Neuroinflammation plays a central and complex role in multiple sclerosis (MS), a chronic autoimmune disease that affects the central nervous system (CNS). At its core, MS involves the immune system mistakenly attacking the protective myelin sheath that surrounds nerve fibers, leading to demyelination, nerve damage, and progressive neurological disability. Neuroinflammation is the process by which immune cells and inflammatory molecules become activated within the CNS, driving much of the tissue damage and clinical symptoms seen in MS.
In MS, neuroinflammation is primarily mediated by immune cells such as microglia, macrophages, and infiltrating lymphocytes that enter the brain and spinal cord. Microglia are the resident immune cells of the CNS and serve as the first line of defense. When activated abnormally, they release pro-inflammatory cytokines and reactive oxygen species that contribute to myelin and neuronal injury. Border-associated macrophages and other myeloid cells also participate by promoting inflammation and recruiting additional immune cells into the CNS. This inflammatory environment disrupts normal neural function and leads to the characteristic lesions seen in MS.
One key aspect of neuroinflammation in MS is the dysregulation of immune signaling pathways. For example, certain receptors on myeloid cells, such as SLAMF5, have been found to regulate the activation and inflammatory behavior of these cells. Blocking or genetically disrupting SLAMF5 reduces the inflammatory response of brain myeloid cells, decreases infiltration of harmful T cells, and lessens disease severity in experimental models. This highlights how specific molecular interactions within CNS immune cells can drive or mitigate neuroinflammation.

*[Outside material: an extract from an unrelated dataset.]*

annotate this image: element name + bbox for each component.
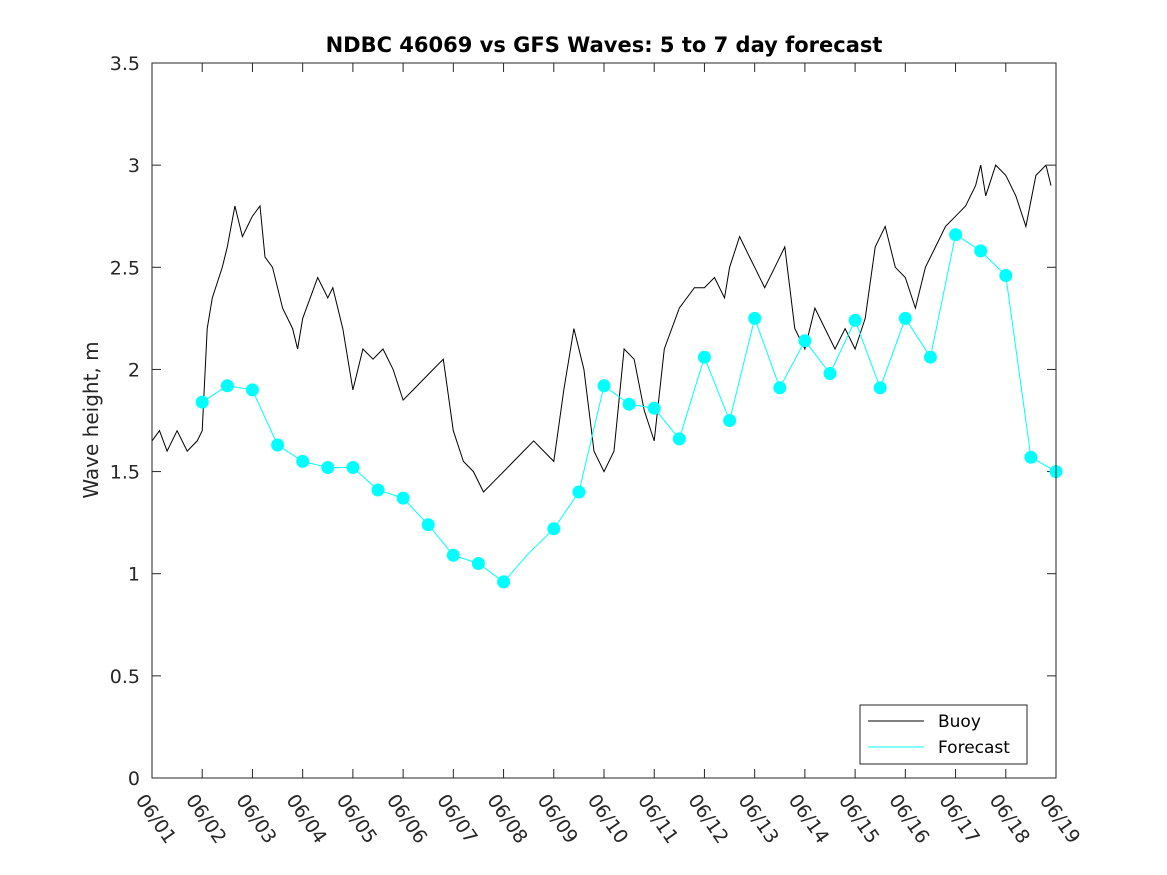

Neuroinflammation in MS is not just about immune attack; it also involves a failure of protective and repair mechanisms. Glial cells, including astrocytes and microglia, normally support neurons by releasing neurotrophic factors—proteins that promote cell survival, reduce inflammation, and encourage remyelination by helping oligodendrocyte precursor cells mature and repair damaged myelin. In MS, this protective glial function is impaired, allowing inflammation and neurodegeneration to smolder and progress. This ongoing, low-level inflammation within the CNS, often called smoldering neuroinflammation, can be largely invisible but steadily contributes to disability accumulation over time.
Another important factor linked to neuroinflammation in MS is iron dysregulation. Iron is essential for many brain functions, but when its balance is disturbed, it can catalyze oxidative damage and worsen inflammation. Excess iron accumulation in certain brain regions has been associated with increased neurodegeneration and disease progression in MS. This suggests that iron metabolism is intertwined with neuroinflammatory processes and could be a target for future therapies.
The inflammatory environment in MS also creates a state of “virtual hypoxia,” where oxygen supply and demand in the CNS are imbalanced, further stressing neurons and glial cells. This hypoxic-like condition promotes angiogenesis (formation of new blood vessels) and alters metabolic pathways, which can exacerbate inflammation and tissue damage.
At the molecular level, metabolites from pathways such as the kynurenine pathway modulate inflammation and neuronal health. Imbalances in these metabolites can mimic or worsen neuroinflammatory damage, influencing disease activity and progression.
In summary, neuroinflammation in MS is a multifaceted process involving the activation and dysregulation of CNS immune cells, impaired protective glial functions, metabolic disturbances like iron imbalance, and altered molecular signaling pathways. This inflammation drives demyelination, neuronal injury, and the progressive neurological decline characteristic of MS. Understanding these mechanisms opens avenues for targeted therapies that not only suppress harmful immune responses but also promote repair and neuroprotection within the CNS.